Why we like it: This is a great app for monitoring both food consumption and physical activity. If you’re looking to lose weight, it enables you to develop a personalized diet profile based on your unique needs. You can also add your own recipes to the database. If you wear a fitness tracker (such as a Garmin Connect), you can sync your workouts to the app with the press of a button.

Lose It!

Lose It

If you’re looking to lose weight and want a simple way to track your food intake, this is the app for you. After you set up a brief profile, which includes your goal weight, Lose It! calculates a personalized plan for you, including a daily caloric allotment and a countdown to the number of days ahead of you to meet your goal. You can easily track your food intake and exercise using a searchable database.

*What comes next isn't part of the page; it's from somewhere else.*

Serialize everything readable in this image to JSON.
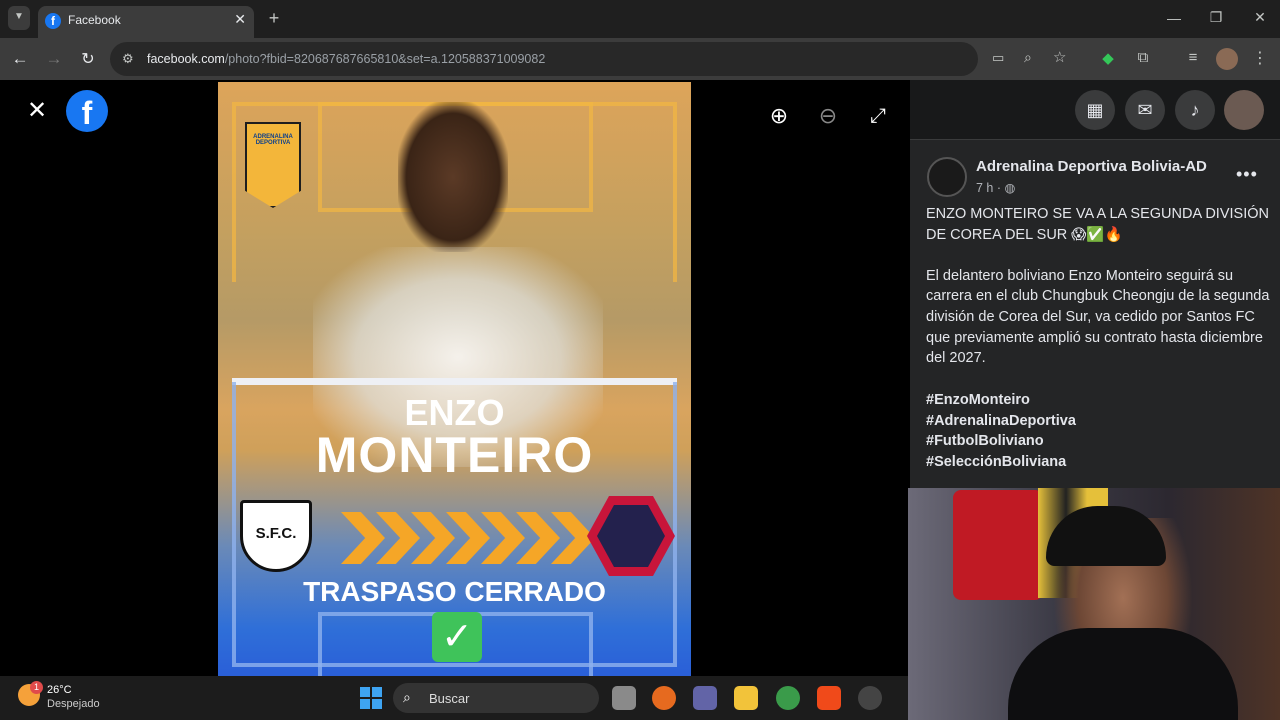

Lose It! comes with a barcode scanner to help you track your intake of packaged foods. It only takes seconds to log a meal, so keeping a food journal is a breeze.

Why we like it: Like MyFitnessPal, Lose It! can connect to a variety of wireless devices and fitness trackers so you can sync them all. If you dread the thought of keeping a food diary, the barcode scanner does all of the work for you. Lose It! also has a great online community that you can reach out to if you need support or advice. Lose It! provides you with motivation along the way, including texts that congratulate you as you move closer to your goal.

The bottom line

Multiple research studies have shown that tracking diet, exercise, and weight are a huge component of weight-loss success. Thanks to technology, these diet and fitness tracking apps have made self-monitoring easier than ever. Consider trying one of these free apps to help you set a goal and stick to it.

My chronic life

Any of the above fitness and nutrition apps can be helpful when you have a chronic illness; for instance, Leslie Rott, who lives with rheumatoid arthritis and lupus, uses activity trackers to help her monitor her diseases. There’s a fitness tracker that women wear inside their bodies to help with incontinence. And there are apps that help you manage sleep disorders — which, let’s face it, affect all chronic illnesses.